The key then is to ask: what other economic indicators might be in play here, slowing job growth in a way that could be lasting?

One candidate is the stronger dollar, which hurts the competitiveness of US goods in foreign markets. We know that negative net exports have been a drag on growth lately, and one place you’d expect to see that in the jobs numbers is in manufacturing employment. In fact, this year, factory employment is flat, up only 2,000 per month, and down 27,000 in the past two months. Last year, the sector added 18,000 jobs/month on average.

Source: BLS, my analysis

Source: BLS, my analysis

The decline in the labor force rate is another sign of weakness. It ticked down to 62.4%, the lowest this rate has been since the late 1970s. That’s not as shocking as it sounds, because part of what’s driving the rate down is demographics, i.e., the retirement of baby boomers. But we also have seen very low rates for working-age persons, and I’d say that at least a third of the 3.6 percentage point decline in the labor force rate since the end of 2007—the beginning of the recession—is due to weak labor force demand. That’s close to 2 million potential workers missing from the labor force.

However, a few signs point in a more positive direction. Wage growth hasn’t sped up, which is what you’d expect if the labor market were truly around full employment, which it’s not.

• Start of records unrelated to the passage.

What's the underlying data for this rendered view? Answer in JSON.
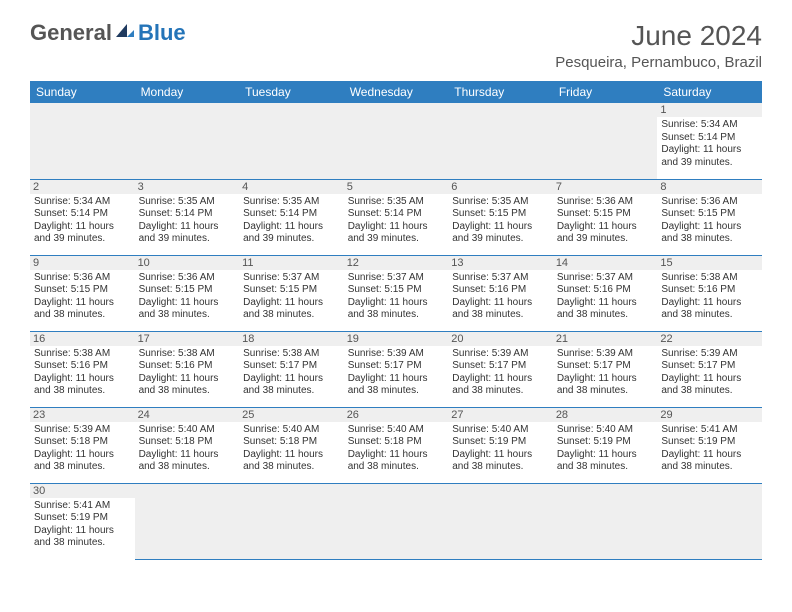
{
  "brand": {
    "general": "General",
    "blue": "Blue"
  },
  "title": "June 2024",
  "location": "Pesqueira, Pernambuco, Brazil",
  "colors": {
    "header_bg": "#2f7ec0",
    "header_text": "#ffffff",
    "brand_blue": "#2474b8",
    "text": "#333333",
    "daybar": "#efefef",
    "border": "#2f7ec0"
  },
  "weekdays": [
    "Sunday",
    "Monday",
    "Tuesday",
    "Wednesday",
    "Thursday",
    "Friday",
    "Saturday"
  ],
  "weeks": [
    [
      null,
      null,
      null,
      null,
      null,
      null,
      {
        "d": "1",
        "sr": "5:34 AM",
        "ss": "5:14 PM",
        "dl": "11 hours and 39 minutes."
      }
    ],
    [
      {
        "d": "2",
        "sr": "5:34 AM",
        "ss": "5:14 PM",
        "dl": "11 hours and 39 minutes."
      },
      {
        "d": "3",
        "sr": "5:35 AM",
        "ss": "5:14 PM",
        "dl": "11 hours and 39 minutes."
      },
      {
        "d": "4",
        "sr": "5:35 AM",
        "ss": "5:14 PM",
        "dl": "11 hours and 39 minutes."
      },
      {
        "d": "5",
        "sr": "5:35 AM",
        "ss": "5:14 PM",
        "dl": "11 hours and 39 minutes."
      },
      {
        "d": "6",
        "sr": "5:35 AM",
        "ss": "5:15 PM",
        "dl": "11 hours and 39 minutes."
      },
      {
        "d": "7",
        "sr": "5:36 AM",
        "ss": "5:15 PM",
        "dl": "11 hours and 39 minutes."
      },
      {
        "d": "8",
        "sr": "5:36 AM",
        "ss": "5:15 PM",
        "dl": "11 hours and 38 minutes."
      }
    ],
    [
      {
        "d": "9",
        "sr": "5:36 AM",
        "ss": "5:15 PM",
        "dl": "11 hours and 38 minutes."
      },
      {
        "d": "10",
        "sr": "5:36 AM",
        "ss": "5:15 PM",
        "dl": "11 hours and 38 minutes."
      },
      {
        "d": "11",
        "sr": "5:37 AM",
        "ss": "5:15 PM",
        "dl": "11 hours and 38 minutes."
      },
      {
        "d": "12",
        "sr": "5:37 AM",
        "ss": "5:15 PM",
        "dl": "11 hours and 38 minutes."
      },
      {
        "d": "13",
        "sr": "5:37 AM",
        "ss": "5:16 PM",
        "dl": "11 hours and 38 minutes."
      },
      {
        "d": "14",
        "sr": "5:37 AM",
        "ss": "5:16 PM",
        "dl": "11 hours and 38 minutes."
      },
      {
        "d": "15",
        "sr": "5:38 AM",
        "ss": "5:16 PM",
        "dl": "11 hours and 38 minutes."
      }
    ],
    [
      {
        "d": "16",
        "sr": "5:38 AM",
        "ss": "5:16 PM",
        "dl": "11 hours and 38 minutes."
      },
      {
        "d": "17",
        "sr": "5:38 AM",
        "ss": "5:16 PM",
        "dl": "11 hours and 38 minutes."
      },
      {
        "d": "18",
        "sr": "5:38 AM",
        "ss": "5:17 PM",
        "dl": "11 hours and 38 minutes."
      },
      {
        "d": "19",
        "sr": "5:39 AM",
        "ss": "5:17 PM",
        "dl": "11 hours and 38 minutes."
      },
      {
        "d": "20",
        "sr": "5:39 AM",
        "ss": "5:17 PM",
        "dl": "11 hours and 38 minutes."
      },
      {
        "d": "21",
        "sr": "5:39 AM",
        "ss": "5:17 PM",
        "dl": "11 hours and 38 minutes."
      },
      {
        "d": "22",
        "sr": "5:39 AM",
        "ss": "5:17 PM",
        "dl": "11 hours and 38 minutes."
      }
    ],
    [
      {
        "d": "23",
        "sr": "5:39 AM",
        "ss": "5:18 PM",
        "dl": "11 hours and 38 minutes."
      },
      {
        "d": "24",
        "sr": "5:40 AM",
        "ss": "5:18 PM",
        "dl": "11 hours and 38 minutes."
      },
      {
        "d": "25",
        "sr": "5:40 AM",
        "ss": "5:18 PM",
        "dl": "11 hours and 38 minutes."
      },
      {
        "d": "26",
        "sr": "5:40 AM",
        "ss": "5:18 PM",
        "dl": "11 hours and 38 minutes."
      },
      {
        "d": "27",
        "sr": "5:40 AM",
        "ss": "5:19 PM",
        "dl": "11 hours and 38 minutes."
      },
      {
        "d": "28",
        "sr": "5:40 AM",
        "ss": "5:19 PM",
        "dl": "11 hours and 38 minutes."
      },
      {
        "d": "29",
        "sr": "5:41 AM",
        "ss": "5:19 PM",
        "dl": "11 hours and 38 minutes."
      }
    ],
    [
      {
        "d": "30",
        "sr": "5:41 AM",
        "ss": "5:19 PM",
        "dl": "11 hours and 38 minutes."
      },
      null,
      null,
      null,
      null,
      null,
      null
    ]
  ],
  "labels": {
    "sunrise": "Sunrise:",
    "sunset": "Sunset:",
    "daylight": "Daylight:"
  }
}
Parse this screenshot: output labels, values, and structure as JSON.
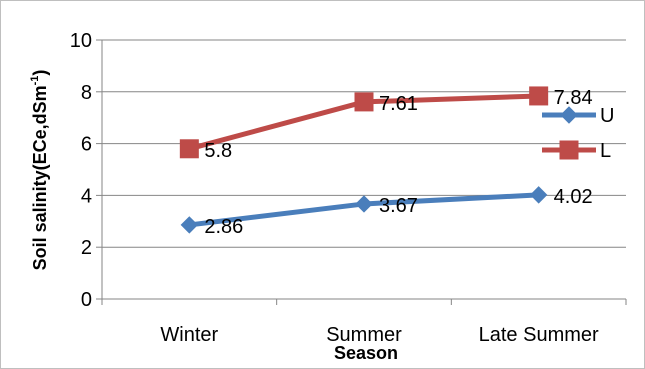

But neither has it slowed. There’s a significant lag in play here, but unlike price growth, at least wage growth is holding steady.

Also, both the number of long-term unemployed and the number of involuntary part-timers is on the decline, with the latter down 1 million over the past year. Since this latter group is a big part of the more comprehensive “U-6” rate, it fell to 10% last month, its lowest level since May of 2008.

Someone asked me the other day what the Fed would have to see in this jobs report to make their mind up one way or the other about a rate hike in either their October or December meeting. The answer is: no one report could have that effect. If the report was a large outlier—a big negative or positive spike in payrolls, e.g.—it would be considered…um…a large outlier. If it was somewhat off trend, like today’s report, it would raise eyebrows, including my own, as a potential sign of a new, slower trend. If that suspicion is reinforced by the next two jobs reports, the Fed will very likely incorporate that into their evaluation at their December meeting and hold their target rate near zero.

The punchline is that “high-frequency” data is but a dot on a painting by Georges Seurat. It’s not enough by itself to paint a picture of what’s going on in the job market, but if you combine it with a bunch of other dots, you may be onto something.

Unfortunately, this month’s report is a lot less pretty than the painting below, and we’ll have to wait and see if it truly paints an unattractive slowdown in the rate of job growth, something we really don’t need given that the recovery still hasn’t adequately shown up in wage and income growth of low- and middle-income households.

On the upside, perhaps we’ve engaged some art history majors in economic analysis!

Art history majors shouldn’t feel left out on jobs day: high frequency data is like a dot in a Seurat painting.